Drunk passengers berating fellow travelers and abusing flight crews are facing new federal penalties as high as $40,000 for their alleged behavior.
The Federal Aviation Administration announced fines for eight passengers on Monday totaling $161,823, the third highest set of fines since the agency announced a zero-tolerance policy for unruly on-board behavior earlier this year.
Flight crews have reported more than 5,200 cases of unruly passengers to the FAA since January 1 and the agency “has received nearly 300 reports of passenger disturbances due to alcohol and intoxication.”
The steepest fine – $40,823 – is for a passenger who the FAA says illegally brought their own alcohol on board an April Southwest Airlines flight. The FAA says when a flight attendant told the passenger to stop drinking “the passenger then sexually assaulted the flight attendant.” The agency alleges the passenger then went to the plane’s lavatory to smoke cannabis. The passenger was arrested for resisting arrest and public intoxication, the FAA says.
Another passenger who appeared to be intoxicated took off his face mask repeatedly after crew members told him to keep it on, the FAA says. He swore at other passengers and yelled at a crew member saying, “This is America. This is free speech. What don’t you understand?,” according to the FAA’s account. That passenger was fined $24,000.
Another passenger allegedly “urinated on the lavatory floor, verbally abused the flight crew, and refused to follow crew instructions to wear a face mask,” the FAA says in its news release. That passenger was fined $17,000.
The list goes on: Another passenger threw a drink “and stomped on it”; another “went to the lavatory, mixed his own alcohol with a soft drink, and threw the empty liquor bottle into the toilet,” according to the FAA.
A number of altercations involved passengers who brought their own alcohol aboard planes, which is prohibited.
“People are not allowed to drink their own alcohol on a flight or even in the airport, for that matter. They’re not allowed to serve themselves. And that’s news to some people,” Sara Nelson, international president of the Association of Flight Attendants-CWA, recently told CNN Travel in an interview about the unruly behavior that’s increasingly common among US airline passengers.

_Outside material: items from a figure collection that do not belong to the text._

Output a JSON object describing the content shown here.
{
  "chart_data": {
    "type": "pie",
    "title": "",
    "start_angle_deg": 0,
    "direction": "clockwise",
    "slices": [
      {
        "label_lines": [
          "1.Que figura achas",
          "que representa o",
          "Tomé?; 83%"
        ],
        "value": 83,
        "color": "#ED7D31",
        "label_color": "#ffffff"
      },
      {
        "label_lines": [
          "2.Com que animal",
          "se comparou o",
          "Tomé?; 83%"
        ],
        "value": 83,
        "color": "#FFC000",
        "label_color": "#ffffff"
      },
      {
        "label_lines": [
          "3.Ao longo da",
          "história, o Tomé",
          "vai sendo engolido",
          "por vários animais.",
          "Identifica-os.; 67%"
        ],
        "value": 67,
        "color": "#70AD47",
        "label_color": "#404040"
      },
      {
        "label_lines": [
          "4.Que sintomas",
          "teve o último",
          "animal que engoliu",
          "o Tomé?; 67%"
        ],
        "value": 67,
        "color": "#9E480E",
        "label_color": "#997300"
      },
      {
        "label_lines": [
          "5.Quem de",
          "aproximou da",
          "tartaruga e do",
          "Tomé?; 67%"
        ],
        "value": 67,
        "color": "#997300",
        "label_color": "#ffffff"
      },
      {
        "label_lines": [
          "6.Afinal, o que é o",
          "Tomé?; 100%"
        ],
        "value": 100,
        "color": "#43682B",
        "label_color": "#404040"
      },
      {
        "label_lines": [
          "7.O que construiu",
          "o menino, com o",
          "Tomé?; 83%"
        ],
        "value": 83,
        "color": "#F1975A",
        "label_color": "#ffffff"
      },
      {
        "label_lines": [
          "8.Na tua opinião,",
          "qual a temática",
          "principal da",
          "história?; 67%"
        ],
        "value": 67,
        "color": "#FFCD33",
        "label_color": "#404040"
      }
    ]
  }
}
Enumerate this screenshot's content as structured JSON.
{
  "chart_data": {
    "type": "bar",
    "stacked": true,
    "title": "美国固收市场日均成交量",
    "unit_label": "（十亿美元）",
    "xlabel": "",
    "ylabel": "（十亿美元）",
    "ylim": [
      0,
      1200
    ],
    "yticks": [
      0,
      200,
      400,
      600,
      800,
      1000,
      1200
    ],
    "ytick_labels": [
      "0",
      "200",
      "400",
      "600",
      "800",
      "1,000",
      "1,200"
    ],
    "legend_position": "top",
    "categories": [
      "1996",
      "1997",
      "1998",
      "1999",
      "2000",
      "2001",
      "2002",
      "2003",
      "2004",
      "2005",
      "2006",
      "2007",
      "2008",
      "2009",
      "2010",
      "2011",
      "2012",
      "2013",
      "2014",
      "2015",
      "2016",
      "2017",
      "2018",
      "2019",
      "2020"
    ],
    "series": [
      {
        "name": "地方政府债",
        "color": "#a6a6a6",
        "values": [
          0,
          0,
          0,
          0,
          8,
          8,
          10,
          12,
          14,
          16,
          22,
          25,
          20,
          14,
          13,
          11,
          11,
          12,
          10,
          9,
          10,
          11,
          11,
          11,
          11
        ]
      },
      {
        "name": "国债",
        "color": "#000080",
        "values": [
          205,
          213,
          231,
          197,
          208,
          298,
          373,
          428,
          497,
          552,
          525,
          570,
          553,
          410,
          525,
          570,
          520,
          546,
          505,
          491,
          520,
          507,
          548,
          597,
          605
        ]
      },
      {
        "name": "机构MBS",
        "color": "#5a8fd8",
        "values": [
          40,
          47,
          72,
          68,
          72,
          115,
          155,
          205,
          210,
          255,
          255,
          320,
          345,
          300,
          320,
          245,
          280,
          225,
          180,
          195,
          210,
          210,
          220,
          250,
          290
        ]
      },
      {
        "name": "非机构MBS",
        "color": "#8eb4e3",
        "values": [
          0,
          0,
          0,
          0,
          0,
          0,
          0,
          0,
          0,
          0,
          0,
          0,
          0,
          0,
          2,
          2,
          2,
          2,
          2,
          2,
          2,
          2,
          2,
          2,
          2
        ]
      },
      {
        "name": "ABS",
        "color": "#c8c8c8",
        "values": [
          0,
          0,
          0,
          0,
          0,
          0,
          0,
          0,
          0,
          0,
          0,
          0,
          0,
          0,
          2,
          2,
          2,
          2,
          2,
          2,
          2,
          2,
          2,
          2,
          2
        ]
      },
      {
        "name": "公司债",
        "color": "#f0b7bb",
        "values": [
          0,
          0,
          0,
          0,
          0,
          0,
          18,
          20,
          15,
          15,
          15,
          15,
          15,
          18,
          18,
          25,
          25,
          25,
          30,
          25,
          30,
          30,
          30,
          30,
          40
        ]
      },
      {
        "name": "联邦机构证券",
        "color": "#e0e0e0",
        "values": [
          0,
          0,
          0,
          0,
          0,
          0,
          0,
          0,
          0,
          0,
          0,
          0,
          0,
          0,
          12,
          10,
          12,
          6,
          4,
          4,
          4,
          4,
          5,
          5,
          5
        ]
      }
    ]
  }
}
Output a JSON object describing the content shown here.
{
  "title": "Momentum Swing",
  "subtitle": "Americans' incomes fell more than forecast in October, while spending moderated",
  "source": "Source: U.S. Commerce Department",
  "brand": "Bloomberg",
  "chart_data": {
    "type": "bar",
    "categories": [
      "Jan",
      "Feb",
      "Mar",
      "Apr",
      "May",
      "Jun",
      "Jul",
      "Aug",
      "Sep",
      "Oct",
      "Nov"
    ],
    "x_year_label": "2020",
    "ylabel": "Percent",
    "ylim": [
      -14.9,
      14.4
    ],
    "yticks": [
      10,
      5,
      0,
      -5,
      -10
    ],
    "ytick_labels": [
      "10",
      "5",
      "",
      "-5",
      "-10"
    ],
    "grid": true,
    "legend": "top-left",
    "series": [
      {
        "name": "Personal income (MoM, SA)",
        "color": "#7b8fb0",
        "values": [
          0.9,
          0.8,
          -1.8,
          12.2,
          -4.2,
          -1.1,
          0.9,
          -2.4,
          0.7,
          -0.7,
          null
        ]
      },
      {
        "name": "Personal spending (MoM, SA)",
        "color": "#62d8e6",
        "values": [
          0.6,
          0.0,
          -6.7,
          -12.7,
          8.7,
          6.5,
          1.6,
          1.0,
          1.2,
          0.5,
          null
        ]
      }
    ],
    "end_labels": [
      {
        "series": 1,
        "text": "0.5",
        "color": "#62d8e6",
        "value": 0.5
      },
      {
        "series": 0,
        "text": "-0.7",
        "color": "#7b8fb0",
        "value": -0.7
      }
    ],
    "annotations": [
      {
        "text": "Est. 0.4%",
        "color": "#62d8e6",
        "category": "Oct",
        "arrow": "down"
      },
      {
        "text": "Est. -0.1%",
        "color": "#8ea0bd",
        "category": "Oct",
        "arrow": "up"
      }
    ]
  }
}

Incidents of unruly behavior on planes are “affecting the ability of flight attendants to do their jobs,” Nelson said.
“Not only are they a threat to the crew and you, the flier, due to the possibility of people getting hurt directly in these violent outbursts, but they are distracting to the flight crew. They are potentially putting us in a position of missing cues for other threats, or larger threats, such as a coordinated attack,” she said.
Nelson says that the incidents are happening “with a relatively small group of people.”
“I also want to stress that we’re not willing to accept this as the new normal,” she said.
The FAA’s announcement comes as airlines are facing their biggest onslaught of passengers since the start of the pandemic. The Transportation Security Administration says a total 20 million people will fly for the Thanksgiving holiday, dwarfing pandemic air travel numbers of last Thanksgiving.
CNN’s Sandee LaMotte and Marnie Hunter contributed to this report.